You know what weaned me off that? It was suffering in a hidden place. I look back on when I became a Christian fifteen years ago and it was at a time in my life of pain and distress. There were major things going on in my life, I still had the expensive flashy car and the high flying job and all that stuff but I was in a dark and lonely place. It was so black that words can’t describe it. It was so lonely.
It was a pit so deep that there seemed to be no way out and at the time I was just starting to come to grips with who God might be, if He existed at all and like everyone who ends up in a place like that, I said, “God why? Why do I have to go through this? Why?” We all ask that question don’t we? Why? And heres what I’ve noticed about God, He inevitably does His greatest miracles in our lives in those dark lonely places.
Joseph … Joseph was Abraham’s great grandson. Abraham has a son called Isaac. Isaac had a son called Jacob. Jacob had twelve sons one of whom was Joseph. You may have heard the story of Joseph and the Technicolour Dream Coat, Joseph had these dreams about how all his other brothers were going to bow down to him one day, he was dads favourite. I tell you, his brothers wanted to kill him, literally, but instead of killing him ultimately they double crossed him and sold him into slavery.
Can you imagine? Your own brothers trap you in a pit and they sell you as a slave, I mean that’s incredibly unfair and so these slave traders took him down to Egypt and he was sold in a market to a man called Potiphar but Joseph was a class act and ultimately Potiphar put Joseph in charge of all of his affairs and obviously young Joseph wasn’t bad looking either because Potiphar’s wife wanted to drag him into bed. And when he refused she accused him of rape and Joseph, who did the right thing, ends up in prison.
See, life is so unfair sometimes. Now Joseph went on to become the prime minister of Egypt, second only to pharaoh but that time in that dungeon was so important, it was the place where he grew up, it was the place where he learned wisdom.
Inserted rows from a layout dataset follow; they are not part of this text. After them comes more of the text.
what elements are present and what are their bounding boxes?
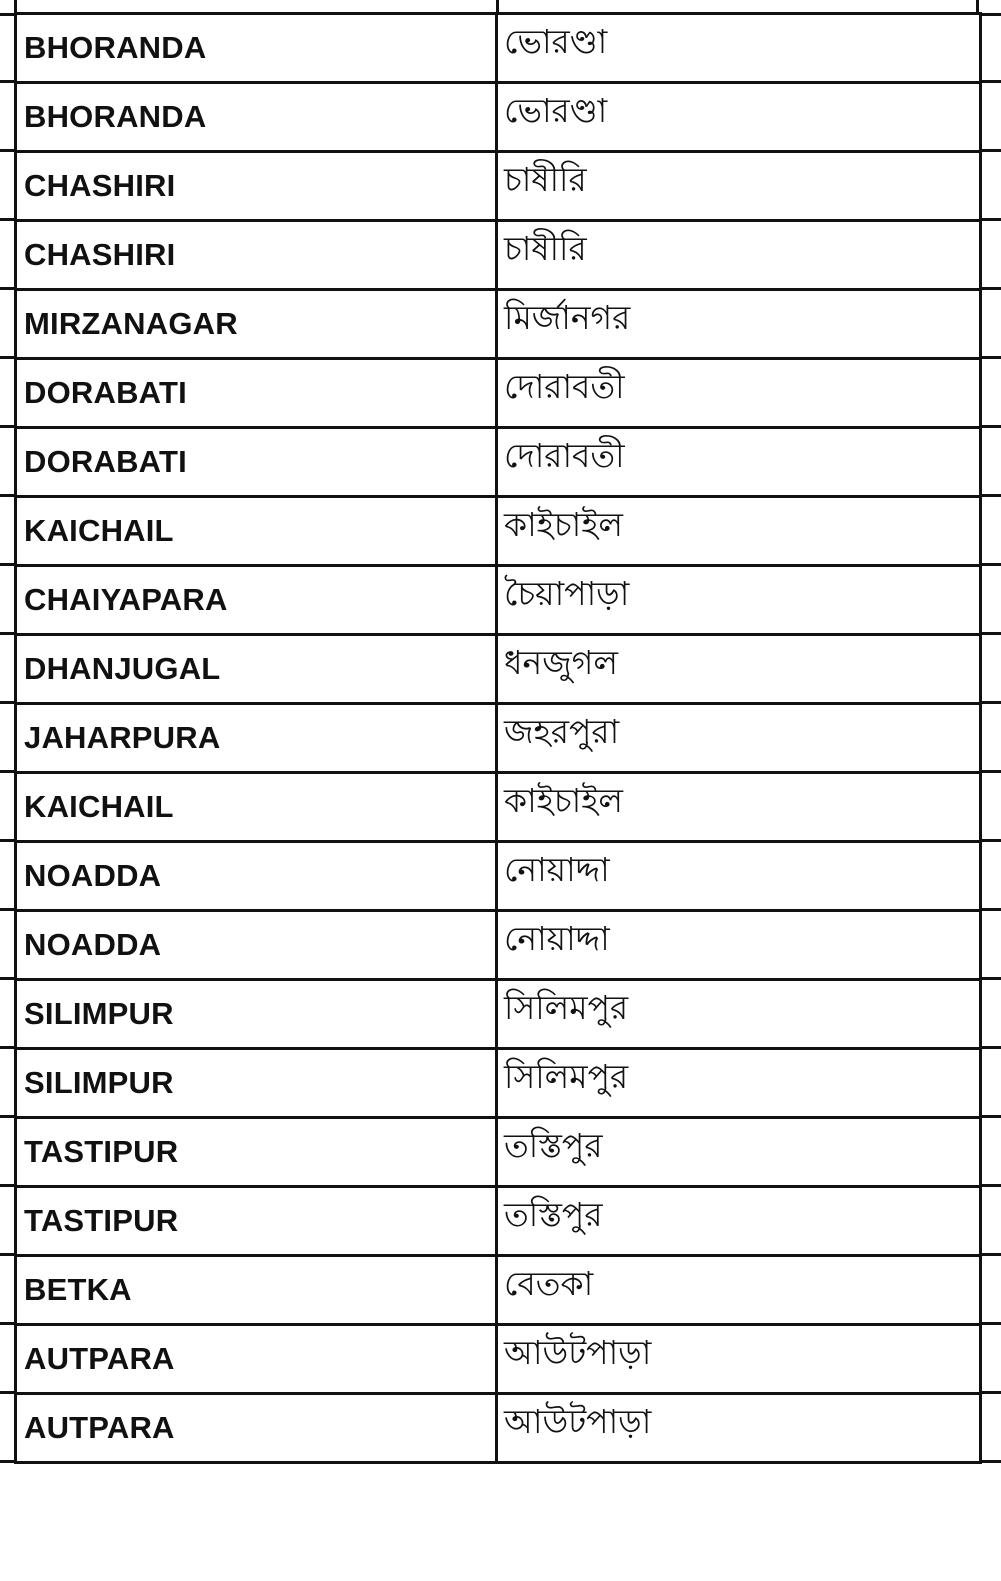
bengali-name-cell: কাইচাইল xyxy=(497,773,981,842)
left-column-rule xyxy=(0,1460,14,1463)
bengali-name-cell: মির্জানগর xyxy=(497,290,981,359)
right-column-rule xyxy=(979,563,1001,566)
table-row xyxy=(16,14,981,83)
table-row xyxy=(16,635,981,704)
table-row xyxy=(16,1049,981,1118)
right-column-rule xyxy=(979,494,1001,497)
left-column-rule xyxy=(0,13,14,16)
table-row xyxy=(16,428,981,497)
bengali-name-cell: সিলিমপুর xyxy=(497,980,981,1049)
left-column-rule xyxy=(0,839,14,842)
left-column-rule xyxy=(0,1322,14,1325)
table-row xyxy=(16,1118,981,1187)
english-name-cell: NOADDA xyxy=(16,911,497,980)
left-column-rule xyxy=(0,80,14,83)
bengali-name-cell: দোরাবতী xyxy=(497,359,981,428)
table-row xyxy=(16,842,981,911)
right-column-rule xyxy=(979,80,1001,83)
table-row xyxy=(16,83,981,152)
right-column-rule xyxy=(979,908,1001,911)
left-column-rule xyxy=(0,1391,14,1394)
table-row xyxy=(16,773,981,842)
bengali-name-cell: চাষীরি xyxy=(497,221,981,290)
right-column-rule xyxy=(979,977,1001,980)
english-name-cell: AUTPARA xyxy=(16,1394,497,1463)
english-name-cell: BHORANDA xyxy=(16,83,497,152)
english-name-cell: SILIMPUR xyxy=(16,980,497,1049)
table-row xyxy=(16,152,981,221)
left-column-rule xyxy=(0,701,14,704)
right-column-rule xyxy=(979,839,1001,842)
right-column-rule xyxy=(979,770,1001,773)
bengali-name-cell: সিলিমপুর xyxy=(497,1049,981,1118)
right-column-rule xyxy=(979,1253,1001,1256)
bengali-name-cell: নোয়াদ্দা xyxy=(497,911,981,980)
table-row xyxy=(16,1256,981,1325)
bengali-name-cell: নোয়াদ্দা xyxy=(497,842,981,911)
column-divider xyxy=(496,0,499,12)
english-name-cell: BHORANDA xyxy=(16,14,497,83)
left-column-rule xyxy=(0,149,14,152)
english-name-cell: CHASHIRI xyxy=(16,152,497,221)
left-column-rule xyxy=(0,494,14,497)
table-row xyxy=(16,290,981,359)
left-column-rule xyxy=(0,770,14,773)
left-column-rule xyxy=(0,425,14,428)
table-row xyxy=(16,1394,981,1463)
table-row xyxy=(16,221,981,290)
bengali-name-cell: কাইচাইল xyxy=(497,497,981,566)
english-name-cell: BETKA xyxy=(16,1256,497,1325)
right-column-rule xyxy=(979,1460,1001,1463)
right-column-rule xyxy=(979,13,1001,16)
right-column-rule xyxy=(979,1046,1001,1049)
left-column-rule xyxy=(0,1253,14,1256)
right-column-rule xyxy=(979,1184,1001,1187)
left-column-rule xyxy=(0,1115,14,1118)
english-name-cell: TASTIPUR xyxy=(16,1118,497,1187)
left-column-rule xyxy=(0,563,14,566)
right-column-rule xyxy=(979,356,1001,359)
left-column-rule xyxy=(0,218,14,221)
table-row xyxy=(16,1187,981,1256)
right-column-rule xyxy=(979,701,1001,704)
english-name-cell: SILIMPUR xyxy=(16,1049,497,1118)
english-name-cell: MIRZANAGAR xyxy=(16,290,497,359)
bengali-name-cell: জহরপুরা xyxy=(497,704,981,773)
right-column-rule xyxy=(979,632,1001,635)
table-row xyxy=(16,359,981,428)
english-name-cell: CHASHIRI xyxy=(16,221,497,290)
english-name-cell: AUTPARA xyxy=(16,1325,497,1394)
village-name-table xyxy=(14,12,982,1464)
previous-row-fragment xyxy=(14,0,979,12)
table-row xyxy=(16,1325,981,1394)
bengali-name-cell: বেতকা xyxy=(497,1256,981,1325)
bengali-name-cell: ভোরণ্ডা xyxy=(497,14,981,83)
left-column-rule xyxy=(0,908,14,911)
english-name-cell: KAICHAIL xyxy=(16,497,497,566)
english-name-cell: DHANJUGAL xyxy=(16,635,497,704)
bengali-name-cell: ভোরণ্ডা xyxy=(497,83,981,152)
english-name-cell: CHAIYAPARA xyxy=(16,566,497,635)
left-column-rule xyxy=(0,977,14,980)
bengali-name-cell: দোরাবতী xyxy=(497,428,981,497)
table-row xyxy=(16,980,981,1049)
bengali-name-cell: আউটপাড়া xyxy=(497,1394,981,1463)
right-column-rule xyxy=(979,425,1001,428)
table-row xyxy=(16,911,981,980)
table-body xyxy=(16,14,981,1463)
bengali-name-cell: আউটপাড়া xyxy=(497,1325,981,1394)
right-column-rule xyxy=(979,149,1001,152)
english-name-cell: JAHARPURA xyxy=(16,704,497,773)
right-column-rule xyxy=(979,1322,1001,1325)
bengali-name-cell: তস্তিপুর xyxy=(497,1118,981,1187)
table-row xyxy=(16,497,981,566)
left-column-rule xyxy=(0,1184,14,1187)
left-column-rule xyxy=(0,1046,14,1049)
english-name-cell: DORABATI xyxy=(16,359,497,428)
table-row xyxy=(16,566,981,635)
table-row xyxy=(16,704,981,773)
english-name-cell: NOADDA xyxy=(16,842,497,911)
right-column-rule xyxy=(979,218,1001,221)
english-name-cell: TASTIPUR xyxy=(16,1187,497,1256)
right-column-rule xyxy=(979,287,1001,290)
bengali-name-cell: চৈয়াপাড়া xyxy=(497,566,981,635)
right-column-rule xyxy=(979,1391,1001,1394)
bengali-name-cell: তস্তিপুর xyxy=(497,1187,981,1256)
english-name-cell: KAICHAIL xyxy=(16,773,497,842)
bengali-name-cell: চাষীরি xyxy=(497,152,981,221)
left-column-rule xyxy=(0,287,14,290)
bengali-name-cell: ধনজুগল xyxy=(497,635,981,704)
right-column-rule xyxy=(979,1115,1001,1118)
left-column-rule xyxy=(0,632,14,635)
left-column-rule xyxy=(0,356,14,359)
english-name-cell: DORABATI xyxy=(16,428,497,497)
He was the youngest son, he was dads favourite, he had delusions of grandeur, he was this little recognition junkie. And God had to deal with that and He did, by putting Joseph into slavery and then into that dungeon. See this didn’t last for hours or days or even weeks, this went on for years that God had Joseph in those incredibly unfair dark and lonely places. See, it seems that so often this is Gods way, to take us, to mould us and to shape us in those hidden places.
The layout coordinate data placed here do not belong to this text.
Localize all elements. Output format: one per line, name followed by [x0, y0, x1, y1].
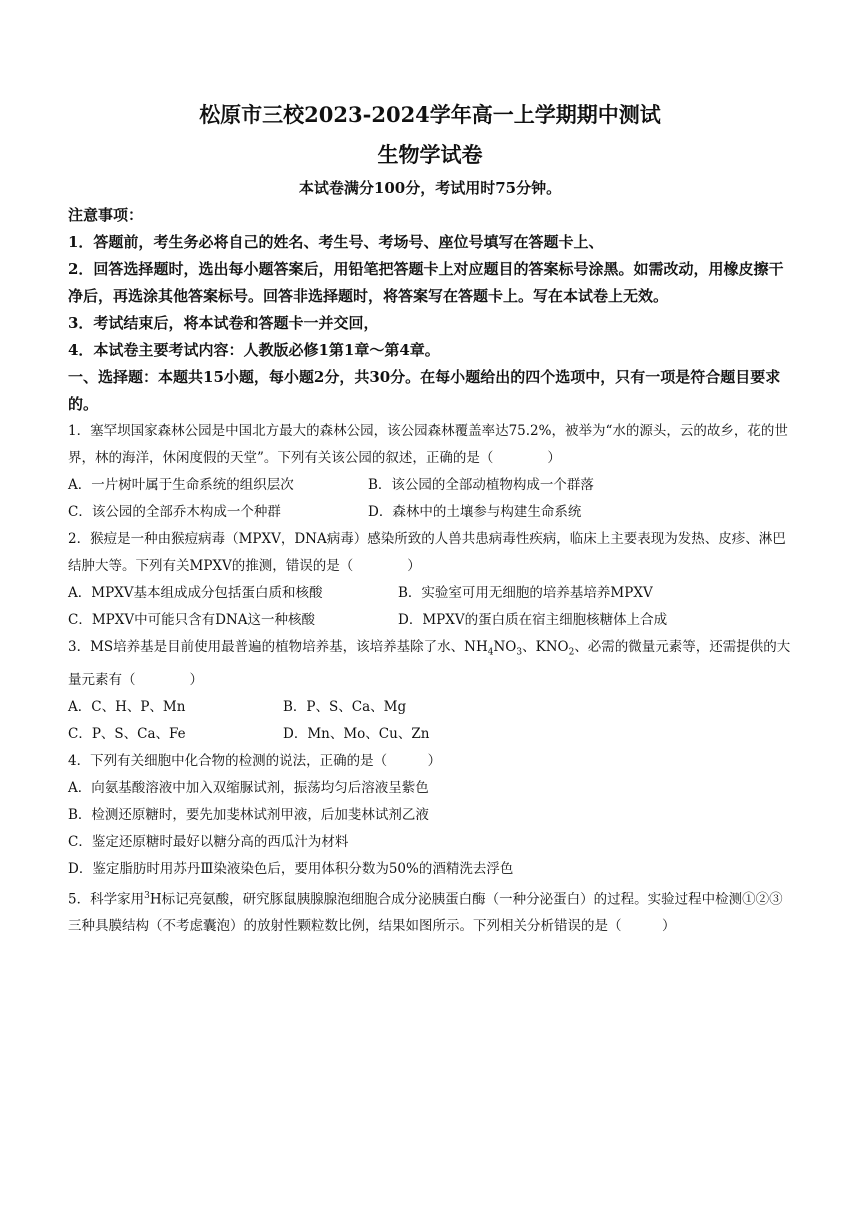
option-b: B．检测还原糖时，要先加斐林试剂甲液，后加斐林试剂乙液: [68, 806, 429, 823]
notes-block: [68, 202, 792, 364]
question-3: [68, 634, 792, 748]
option-d: D．鉴定脂肪时用苏丹Ⅲ染液染色后，要用体积分数为50%的酒精洗去浮色: [68, 860, 514, 877]
page-subtitle: 生物学试卷: [377, 142, 483, 167]
exam-meta: 本试卷满分100分，考试用时75分钟。: [298, 179, 562, 197]
stem-text: 3．MS培养基是目前使用最普遍的植物培养基，该培养基除了水、NH: [68, 639, 488, 655]
option-b: B．P、S、Ca、Mg: [283, 698, 407, 715]
question-stem: 4．下列有关细胞中化合物的检测的说法，正确的是（ ）: [68, 752, 442, 769]
question-stem: [68, 634, 792, 694]
subscript: 3: [516, 647, 523, 658]
note-item: 4．本试卷主要考试内容：人教版必修1第1章～第4章。: [68, 341, 440, 359]
options-row: [68, 580, 792, 607]
option-c: C．鉴定还原糖时最好以糖分高的西瓜汁为材料: [68, 833, 349, 850]
stem-text: 5．科学家用: [68, 891, 145, 908]
stem-text: 、必需的微量元素等，还需提供的大量元素有（ ）: [68, 639, 791, 688]
question-2: [68, 526, 792, 634]
options-row: [68, 499, 792, 526]
options-row: [68, 721, 792, 748]
superscript: 3: [144, 890, 150, 901]
option-c: C．P、S、Ca、Fe: [68, 725, 186, 742]
option-b: B．实验室可用无细胞的培养基培养MPXV: [398, 585, 653, 601]
note-item: 2．回答选择题时，选出每小题答案后，用铅笔把答题卡上对应题目的答案标号涂黑。如需改动，用橡皮擦干净后，再选涂其他答案标号。回答非选择题时，将答案写在答题卡上。写在本试卷上无效。: [68, 260, 784, 305]
subscript: 2: [568, 647, 575, 658]
option-c: C．MPXV中可能只含有DNA这一种核酸: [68, 612, 315, 628]
question-4: [68, 748, 792, 883]
question-stem: 1．塞罕坝国家森林公园是中国北方最大的森林公园，该公园森林覆盖率达75.2%，被举为“水的源头，云的故乡，花的世界，林的海洋，休闲度假的天堂”。下列有关该公园的叙述，正确的是（ ）: [68, 423, 788, 466]
note-item: 1．答题前，考生务必将自己的姓名、考生号、考场号、座位号填写在答题卡上、: [68, 233, 604, 251]
option-a: A．C、H、P、Mn: [68, 698, 186, 715]
options-row: [68, 472, 792, 499]
option-c: C．该公园的全部乔木构成一个种群: [68, 504, 281, 520]
option-d: D．Mn、Mo、Cu、Zn: [283, 725, 430, 742]
page-title: 松原市三校2023-2024学年高一上学期期中测试: [199, 102, 661, 127]
options-row: [68, 694, 792, 721]
options-row: [68, 607, 792, 634]
option-a: A．MPXV基本组成成分包括蛋白质和核酸: [68, 585, 323, 601]
stem-text: NO: [493, 639, 517, 655]
question-1: [68, 418, 792, 526]
question-stem: 2．猴痘是一种由猴痘病毒（MPXV，DNA病毒）感染所致的人兽共患病毒性疾病，临床上主要表现为发热、皮疹、淋巴结肿大等。下列有关MPXV的推测，错误的是（ ）: [68, 531, 786, 574]
exam-page: [68, 100, 792, 940]
stem-text: 、KNO: [522, 639, 569, 655]
question-5: [68, 883, 792, 941]
option-a: A．向氨基酸溶液中加入双缩脲试剂，振荡均匀后溶液呈紫色: [68, 779, 429, 796]
option-b: B．该公园的全部动植物构成一个群落: [368, 477, 594, 493]
option-a: A．一片树叶属于生命系统的组织层次: [68, 477, 294, 493]
subscript: 4: [487, 647, 494, 658]
stem-text: H标记亮氨酸，研究豚鼠胰腺腺泡细胞合成分泌胰蛋白酶（一种分泌蛋白）的过程。实验过程中检测①②③三种具膜结构（不考虑囊泡）的放射性颗粒数比例，结果如图所示。下列相关分析错误的是（ ）: [68, 891, 783, 935]
note-item: 3．考试结束后，将本试卷和答题卡一并交回，: [68, 314, 379, 332]
question-stem: [68, 883, 792, 941]
notes-title: 注意事项：: [68, 206, 144, 224]
option-d: D．森林中的土壤参与构建生命系统: [368, 504, 582, 520]
section-heading: 一、选择题：本题共15小题，每小题2分，共30分。在每小题给出的四个选项中，只有一项是符合题目要求的。: [68, 368, 781, 413]
option-d: D．MPXV的蛋白质在宿主细胞核糖体上合成: [398, 612, 668, 628]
Have you ever noticed, in Gods creation, that new life always seems to happen in hidden places? A child is conceived and grows hidden in its mother’s womb. This little green grub crawling around on the leaves becomes a beautiful butterfly hidden away in its cocoon. You know what?
Those hidden places are where God takes us and where we suffer alone, they are the exact opposite of the limelight of recognition. They are exactly the places He needs to take us to change us, hidden away from the worlds gaze and recognition, adulation and praise and rewards, like a heroin addict going through withdrawal but the end of it we have a new freedom.
I have come to set the captives free.
And again He said:
If I set you free you will really be free.
When we don’t live our lives for recognition and reward anymore we are finally free, we’re finally at rest, we finally feel safe.
I look back on my life and I know that in that dark place God did His greatest work in me. He set me free from me, from being my own “little tin pot god”, from the fear and the insecurity of always needing the next fix of recognition. He works in mighty and mysterious ways, not always obvious, not always pleasant but always, always with one goal in mind – to set us free.